There can be a number of factors, but the main influence is expected inflation. If the market thinks inflation is falling, as it has recently, it will happily accept a lower yield to compensate for the reduced risk of the value of any future payments being eroded by inflation. If a bond’s coupon is fixed, meaning a 5% bond will pay no more or no less than $5 per year for every $100 bond, then it’s the price you pay for the bond that will increase instead. This is where you end up with the what seems weird at first: as a bond’s yield goes down, its price goes up, but in fact, it’s exactly the same as shares: if a share price goes up, its dividend yield goes down.

  1. Duration risk: the bond price’s sensitivity to changes in yield

A bond’s ‘duration’ tells you how much the price should change when the yield changes.

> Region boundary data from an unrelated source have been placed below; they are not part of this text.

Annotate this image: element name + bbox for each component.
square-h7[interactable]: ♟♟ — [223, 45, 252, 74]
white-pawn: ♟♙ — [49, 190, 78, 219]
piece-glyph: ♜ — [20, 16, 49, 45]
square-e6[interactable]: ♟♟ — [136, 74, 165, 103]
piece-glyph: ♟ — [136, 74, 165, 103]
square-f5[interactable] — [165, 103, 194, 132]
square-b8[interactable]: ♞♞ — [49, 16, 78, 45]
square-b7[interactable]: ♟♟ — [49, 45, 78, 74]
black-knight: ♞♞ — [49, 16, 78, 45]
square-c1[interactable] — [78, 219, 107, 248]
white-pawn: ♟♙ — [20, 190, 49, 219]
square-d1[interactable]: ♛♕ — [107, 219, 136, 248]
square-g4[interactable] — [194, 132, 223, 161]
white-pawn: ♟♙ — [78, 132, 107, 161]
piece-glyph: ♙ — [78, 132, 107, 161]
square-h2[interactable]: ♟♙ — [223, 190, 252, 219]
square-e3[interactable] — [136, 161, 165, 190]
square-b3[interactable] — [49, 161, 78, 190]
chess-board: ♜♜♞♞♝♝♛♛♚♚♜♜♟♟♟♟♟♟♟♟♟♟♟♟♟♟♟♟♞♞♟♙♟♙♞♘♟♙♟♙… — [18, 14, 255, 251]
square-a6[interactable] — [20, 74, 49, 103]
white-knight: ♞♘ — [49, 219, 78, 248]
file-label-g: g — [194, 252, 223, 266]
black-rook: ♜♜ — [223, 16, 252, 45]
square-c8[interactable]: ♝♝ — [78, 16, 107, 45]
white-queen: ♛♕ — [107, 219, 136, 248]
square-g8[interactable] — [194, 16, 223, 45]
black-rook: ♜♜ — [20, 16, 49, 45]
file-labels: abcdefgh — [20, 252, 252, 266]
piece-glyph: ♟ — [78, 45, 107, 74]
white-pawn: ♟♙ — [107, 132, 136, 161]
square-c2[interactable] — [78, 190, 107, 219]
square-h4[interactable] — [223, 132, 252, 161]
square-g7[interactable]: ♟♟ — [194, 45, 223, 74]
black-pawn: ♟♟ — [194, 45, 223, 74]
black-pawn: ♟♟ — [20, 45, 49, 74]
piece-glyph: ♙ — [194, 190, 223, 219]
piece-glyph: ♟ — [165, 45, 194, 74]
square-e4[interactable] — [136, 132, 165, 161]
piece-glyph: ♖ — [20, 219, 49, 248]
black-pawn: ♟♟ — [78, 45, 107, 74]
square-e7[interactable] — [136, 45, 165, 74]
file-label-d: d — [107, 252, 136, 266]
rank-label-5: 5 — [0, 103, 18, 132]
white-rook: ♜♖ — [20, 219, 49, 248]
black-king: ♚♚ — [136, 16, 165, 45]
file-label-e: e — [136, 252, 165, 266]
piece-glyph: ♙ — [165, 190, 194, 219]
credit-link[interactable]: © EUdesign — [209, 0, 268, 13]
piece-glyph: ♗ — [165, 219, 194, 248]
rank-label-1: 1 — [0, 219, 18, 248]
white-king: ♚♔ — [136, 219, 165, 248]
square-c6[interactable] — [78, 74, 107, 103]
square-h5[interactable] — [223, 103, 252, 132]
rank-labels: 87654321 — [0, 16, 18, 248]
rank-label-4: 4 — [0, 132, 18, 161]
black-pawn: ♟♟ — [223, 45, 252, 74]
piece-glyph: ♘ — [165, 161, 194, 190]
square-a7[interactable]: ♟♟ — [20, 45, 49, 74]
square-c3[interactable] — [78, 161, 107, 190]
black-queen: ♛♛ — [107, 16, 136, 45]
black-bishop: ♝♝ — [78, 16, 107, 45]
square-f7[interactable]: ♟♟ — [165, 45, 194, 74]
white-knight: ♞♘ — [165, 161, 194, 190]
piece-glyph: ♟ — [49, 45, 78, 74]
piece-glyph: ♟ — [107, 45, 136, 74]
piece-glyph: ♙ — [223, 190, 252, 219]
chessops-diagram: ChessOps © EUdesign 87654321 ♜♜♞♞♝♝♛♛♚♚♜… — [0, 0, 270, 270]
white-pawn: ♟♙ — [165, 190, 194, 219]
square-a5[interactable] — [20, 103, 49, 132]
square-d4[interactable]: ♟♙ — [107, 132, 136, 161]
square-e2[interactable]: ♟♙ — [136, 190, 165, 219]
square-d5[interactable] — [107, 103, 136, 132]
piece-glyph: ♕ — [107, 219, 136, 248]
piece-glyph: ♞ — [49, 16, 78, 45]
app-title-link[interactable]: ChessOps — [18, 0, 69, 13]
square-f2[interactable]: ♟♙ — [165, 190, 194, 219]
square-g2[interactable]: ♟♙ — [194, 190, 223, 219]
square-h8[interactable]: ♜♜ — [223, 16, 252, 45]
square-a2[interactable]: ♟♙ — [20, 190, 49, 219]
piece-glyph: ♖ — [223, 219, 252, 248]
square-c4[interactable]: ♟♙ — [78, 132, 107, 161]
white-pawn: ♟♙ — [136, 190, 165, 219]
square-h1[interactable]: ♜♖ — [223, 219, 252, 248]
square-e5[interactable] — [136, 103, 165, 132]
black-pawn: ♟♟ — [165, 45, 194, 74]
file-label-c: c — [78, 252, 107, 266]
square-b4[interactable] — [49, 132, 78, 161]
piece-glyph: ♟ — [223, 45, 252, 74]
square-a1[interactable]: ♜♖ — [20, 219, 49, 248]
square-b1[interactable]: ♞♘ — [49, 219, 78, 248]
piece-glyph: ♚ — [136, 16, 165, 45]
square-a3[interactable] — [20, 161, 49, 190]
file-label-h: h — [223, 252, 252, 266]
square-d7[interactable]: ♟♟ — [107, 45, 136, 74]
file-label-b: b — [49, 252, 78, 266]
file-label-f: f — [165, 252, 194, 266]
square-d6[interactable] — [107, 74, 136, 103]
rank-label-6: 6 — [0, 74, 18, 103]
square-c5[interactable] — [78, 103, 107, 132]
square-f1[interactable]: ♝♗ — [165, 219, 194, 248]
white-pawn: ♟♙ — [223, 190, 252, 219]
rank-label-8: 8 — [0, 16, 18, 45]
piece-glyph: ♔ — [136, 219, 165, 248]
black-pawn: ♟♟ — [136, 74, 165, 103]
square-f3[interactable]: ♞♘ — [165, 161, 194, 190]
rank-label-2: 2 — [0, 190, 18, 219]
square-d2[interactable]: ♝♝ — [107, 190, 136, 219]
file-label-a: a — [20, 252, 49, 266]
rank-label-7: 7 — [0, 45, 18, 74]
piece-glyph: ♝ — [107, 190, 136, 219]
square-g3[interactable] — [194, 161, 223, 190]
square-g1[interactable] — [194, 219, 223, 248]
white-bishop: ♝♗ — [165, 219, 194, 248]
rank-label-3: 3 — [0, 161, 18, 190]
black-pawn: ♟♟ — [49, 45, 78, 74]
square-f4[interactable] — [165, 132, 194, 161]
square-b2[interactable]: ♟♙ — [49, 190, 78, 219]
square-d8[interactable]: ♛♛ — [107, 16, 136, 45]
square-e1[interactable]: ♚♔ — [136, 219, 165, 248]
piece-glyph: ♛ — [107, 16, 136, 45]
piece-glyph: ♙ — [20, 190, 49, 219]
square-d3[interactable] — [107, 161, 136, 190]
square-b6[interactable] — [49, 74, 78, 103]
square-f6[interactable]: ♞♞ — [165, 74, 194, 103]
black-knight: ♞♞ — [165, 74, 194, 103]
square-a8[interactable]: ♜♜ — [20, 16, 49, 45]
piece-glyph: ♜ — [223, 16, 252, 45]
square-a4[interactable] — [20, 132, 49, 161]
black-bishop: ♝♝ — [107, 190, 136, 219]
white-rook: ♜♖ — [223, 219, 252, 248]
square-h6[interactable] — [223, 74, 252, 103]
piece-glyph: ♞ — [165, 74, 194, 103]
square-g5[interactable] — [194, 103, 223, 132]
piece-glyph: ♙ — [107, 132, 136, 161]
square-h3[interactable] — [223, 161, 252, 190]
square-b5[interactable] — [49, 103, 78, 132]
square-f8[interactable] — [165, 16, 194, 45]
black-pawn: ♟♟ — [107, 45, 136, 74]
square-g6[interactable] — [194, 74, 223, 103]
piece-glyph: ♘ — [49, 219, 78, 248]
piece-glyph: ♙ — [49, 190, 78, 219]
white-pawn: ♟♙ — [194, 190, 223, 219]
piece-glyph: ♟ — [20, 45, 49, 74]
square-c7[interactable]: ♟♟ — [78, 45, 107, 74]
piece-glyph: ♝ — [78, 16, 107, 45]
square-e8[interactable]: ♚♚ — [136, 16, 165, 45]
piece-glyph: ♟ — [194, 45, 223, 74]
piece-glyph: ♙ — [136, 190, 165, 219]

For example, according to JP Morgan, the Australian bond index has a duration of 5.4 years, which means if interest rates go up by 1%, the price should fall by 5.4% (and vice versa if rates go down).

That’s really important because the longer a bond’s life, in normal times the higher should the yield be, which appeals to income-oriented investors, who are normally more conservative. However, while a bond’s maturity and duration are not the same thing, the longer a bond’s life the more duration risk it has, and with interest rates already so low, there is heightened risk they could go back up, and even if that’s only by a little bit, those longer bonds could lose a fair bit of their value.

  1. Credit duration: the bond price’s sensitivity to changes in ‘credit spreads’

Bonds issued by a company will typically pay a yield premium to reflect the increased risk that you might not get your money back. That premium is normally calculated as a certain percentage above some kind of benchmark, like the 90-day bank bill rate, and the gap between the two is called the credit spread.

‘Credit duration’ measures how much the price of the bond will change if the credit spread changes; a bond with credit duration of 3 years will fall 3% if the credit spread goes up (widens) by 1%, and vice versa.

Bonds have had an extraordinary start to the year, with the benchmark Bloomberg Composite Index rising 6.5% to the end of June. But almost all that return is because bond yields have fallen, with the 10-year Australian government bond yield dropping a full percent to 1.32% to the end of June, and it’s now even lower at 1.09%.

In fact, bonds have been a great investment since the GFC as yields have plumbed record lows. If you’re going to invest in fixed income securities now, you are, in part, placing a bet that yields will continue to fall, which may or may not happen. For investors looking to replace term deposits, you just need to keep in mind that fixed income does not necessarily mean low-risk.